Saturday, December 29, 2012

my (recent) story of failure.

at the end of february twothousand eleven i set some goals: i'd run a second marathon, i'd take my first mft exam, and i'd sing a song in public. i gave myself threehundred sixtyfive days, making the completion day march first, twothousand twelve. as march was approaching, i'd finished the marathon and the singing escapade but i'd neglected to study for my exam. i put it off and postponed the exam date until i realized i just needed to take the damn test, regardless of the amount of studying i didn't do. at the time, it was more important to complete the goal regardless of my preparation for the goal. i think this was symbolic of twothousand eleven- one of the most difficult years of my life; i needed to know that some of the central components of who i was were still deep inside me: courage, diligence and drive.

 so i went to the testing center on march first and took the first of the two exams. you learn the results immediately following the exam so when i read the big red letters FAIL i wasn't terribly surprised. okay maybe they weren't bigger than the standard twelve point font but they were red. either way, i failed. in that moment, and in the weeks following, shame followed me around like a rain cloud in seattle.

i began processing my failure in therapy where i was quickly reminded of all that i've achieved. we talked about failure and why it was so significant to me: it was more about letting others down with the perceived expectations people had of me than it was about my own expectations for myself. for some reason, because i didn't waltz into the test and pass without studying, i now would be classified as stupid.

slowly i told people here and there but the most monumental experience of sharing my failure was when i told my small group of high school girls. showing these four girls that i could fail and my life didn't come crashing to the ground and that i could even still be successful in my career was what we all needed to hear. i was humbled by their response, but more so, i was grateful to show them that attending a good college will still be an option if they don't have straight a's, perfect sat scores, and more extracurricular activities than they can count on their toes and fingers. we laughed and talked about ways each of us had failed recently. we talked about what it meant to be smart, what it meant to live for (the perceived) expectations of others, and what it meant to have expectations of ourselves. it was so worth it. i became a little bit more human for those girls in that day.

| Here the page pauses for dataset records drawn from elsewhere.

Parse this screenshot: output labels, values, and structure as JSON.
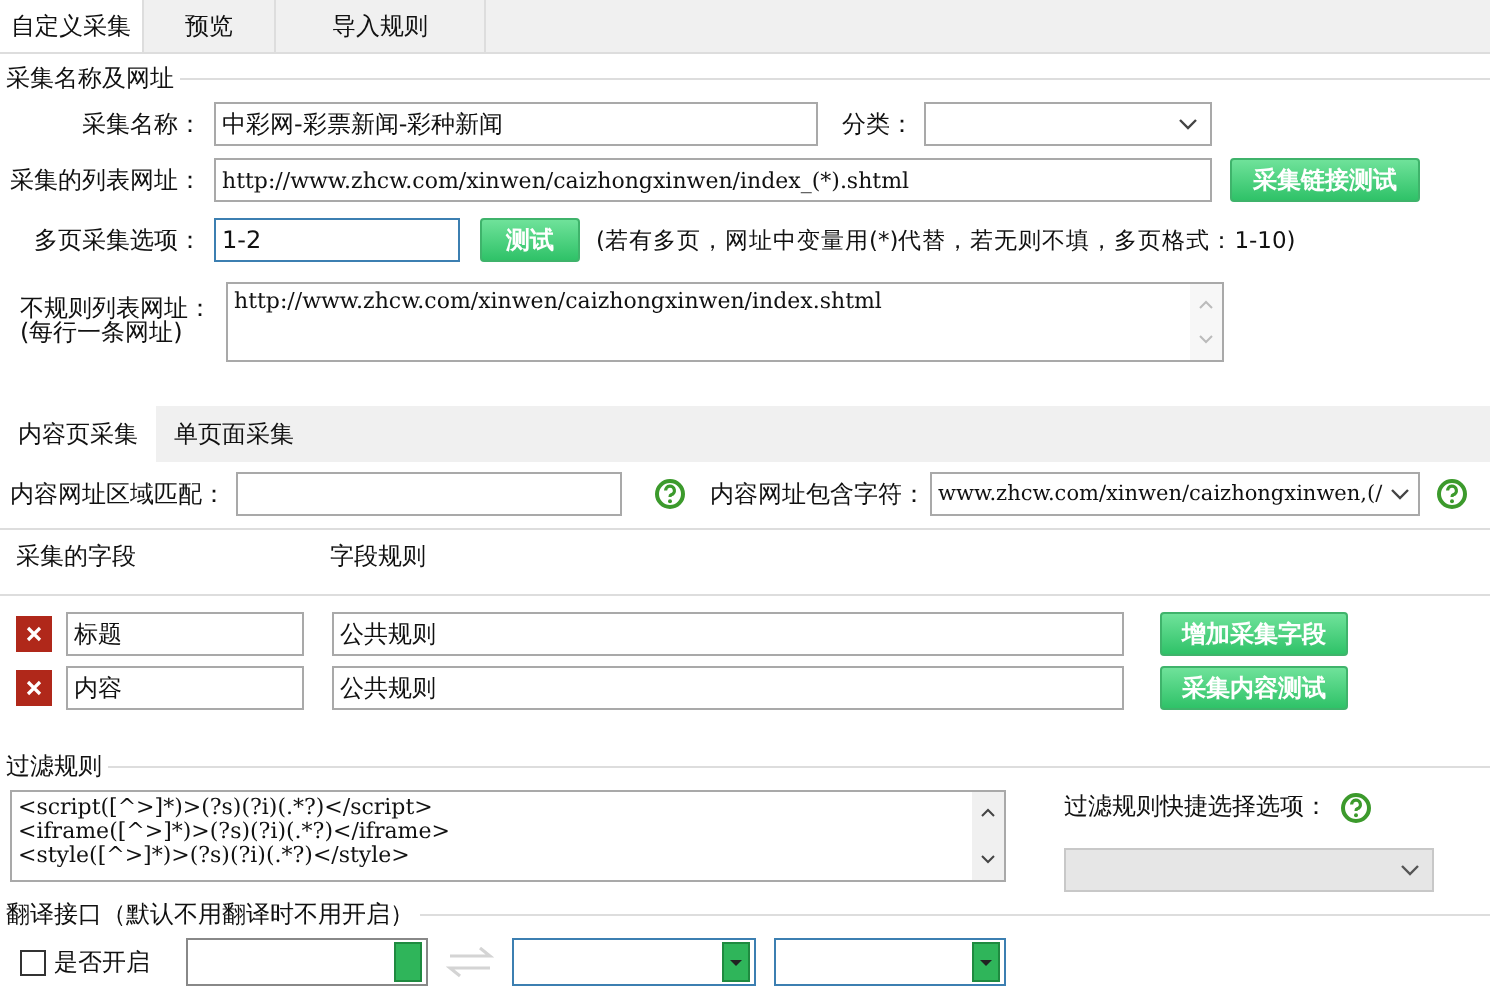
{
  "tabs": [
    {
      "label": "自定义采集",
      "selected": true
    },
    {
      "label": "预览",
      "selected": false
    },
    {
      "label": "导入规则",
      "selected": false
    }
  ],
  "basic": {
    "legend": "采集名称及网址",
    "name": {
      "label": "采集名称：",
      "value": "中彩网-彩票新闻-彩种新闻"
    },
    "category": {
      "label": "分类："
    },
    "list_url": {
      "label": "采集的列表网址：",
      "value": "http://www.zhcw.com/xinwen/caizhongxinwen/index_(*).shtml",
      "button": "采集链接测试"
    },
    "pages": {
      "label": "多页采集选项：",
      "value": "1-2",
      "button": "测试",
      "note": "(若有多页，网址中变量用(*)代替，若无则不填，多页格式：1-10)"
    },
    "irregular": {
      "label": "不规则列表网址：",
      "sublabel": "(每行一条网址)",
      "value": "http://www.zhcw.com/xinwen/caizhongxinwen/index.shtml"
    }
  },
  "sub_tabs": [
    {
      "label": "内容页采集",
      "selected": true
    },
    {
      "label": "单页面采集",
      "selected": false
    }
  ],
  "content": {
    "region": {
      "label": "内容网址区域匹配："
    },
    "contains": {
      "label": "内容网址包含字符：",
      "value": "www.zhcw.com/xinwen/caizhongxinwen,(/"
    }
  },
  "fields": {
    "header_name": "采集的字段",
    "header_rule": "字段规则",
    "rows": [
      {
        "name": "标题",
        "rule": "公共规则",
        "button": "增加采集字段"
      },
      {
        "name": "内容",
        "rule": "公共规则",
        "button": "采集内容测试"
      }
    ]
  },
  "filter": {
    "legend": "过滤规则",
    "lines": [
      "<script([^>]*)>(?s)(?i)(.*?)</script>",
      "<iframe([^>]*)>(?s)(?i)(.*?)</iframe>",
      "<style([^>]*)>(?s)(?i)(.*?)</style>"
    ],
    "quick_label": "过滤规则快捷选择选项：",
    "quick_disabled": true
  },
  "translate": {
    "legend": "翻译接口（默认不用翻译时不用开启）",
    "enable": {
      "label": "是否开启",
      "checked": false
    }
  }
}
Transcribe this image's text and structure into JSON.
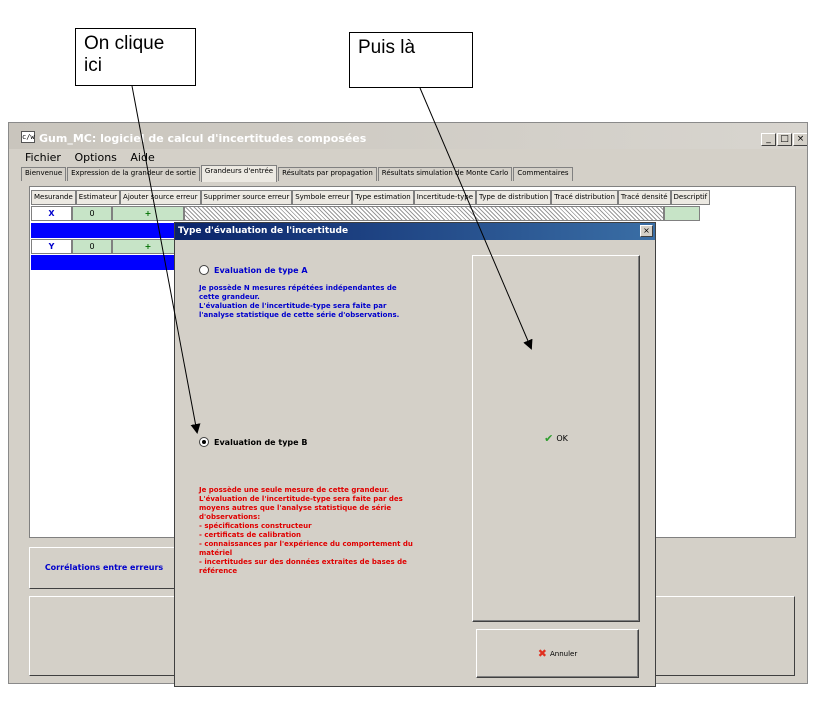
{
  "annotations": {
    "callout_1": "On clique ici",
    "callout_2": "Puis là"
  },
  "window": {
    "title": "Gum_MC: logiciel de calcul d'incertitudes composées",
    "app_icon_label": "c/w",
    "min_label": "_",
    "max_label": "□",
    "close_label": "×"
  },
  "menu": [
    "Fichier",
    "Options",
    "Aide"
  ],
  "tabs": [
    {
      "label": "Bienvenue",
      "active": false
    },
    {
      "label": "Expression de la grandeur de sortie",
      "active": false
    },
    {
      "label": "Grandeurs d'entrée",
      "active": true
    },
    {
      "label": "Résultats par propagation",
      "active": false
    },
    {
      "label": "Résultats simulation de Monte Carlo",
      "active": false
    },
    {
      "label": "Commentaires",
      "active": false
    }
  ],
  "grid": {
    "headers": [
      "Mesurande",
      "Estimateur",
      "Ajouter source erreur",
      "Supprimer source erreur",
      "Symbole erreur",
      "Type estimation",
      "Incertitude-type",
      "Type de distribution",
      "Tracé distribution",
      "Tracé densité",
      "Descriptif"
    ],
    "rows": [
      {
        "name": "X",
        "estimator": "0",
        "add": "+"
      },
      {
        "name": "Y",
        "estimator": "0",
        "add": "+"
      }
    ]
  },
  "correlations_label": "Corrélations entre erreurs",
  "dialog": {
    "title": "Type d'évaluation de l'incertitude",
    "close_label": "×",
    "type_a_label": "Evaluation de type A",
    "type_a_desc": "Je possède N mesures répétées indépendantes de cette grandeur.\nL'évaluation de l'incertitude-type sera faite par l'analyse statistique de cette série d'observations.",
    "type_b_label": "Evaluation de type B",
    "type_b_desc": "Je possède une seule mesure de cette grandeur.\nL'évaluation de l'incertitude-type sera faite par des moyens autres que l'analyse statistique de série d'observations:\n- spécifications constructeur\n- certificats de calibration\n- connaissances par l'expérience du comportement du matériel\n- incertitudes sur des données extraites de bases de référence",
    "selected": "B",
    "ok_label": "OK",
    "cancel_label": "Annuler"
  }
}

i went on to put in significant time and effort to study for the first test. i took it over again on november twelfth and passed, which opened up eligibility to take the second test. passing brought me a new confidence and i decided to put everything into studying for the second exam. december seventeenth at eleven in the morning i saw a green PASS on the screen. the feeling of completion overcame me; the journey of becoming a marriage and family therapist started in a classroom in august of twothousand seven and it was finally finished.

failing that first exam and bringing my shame into the light has been the most significant part of this career journey. i am grateful.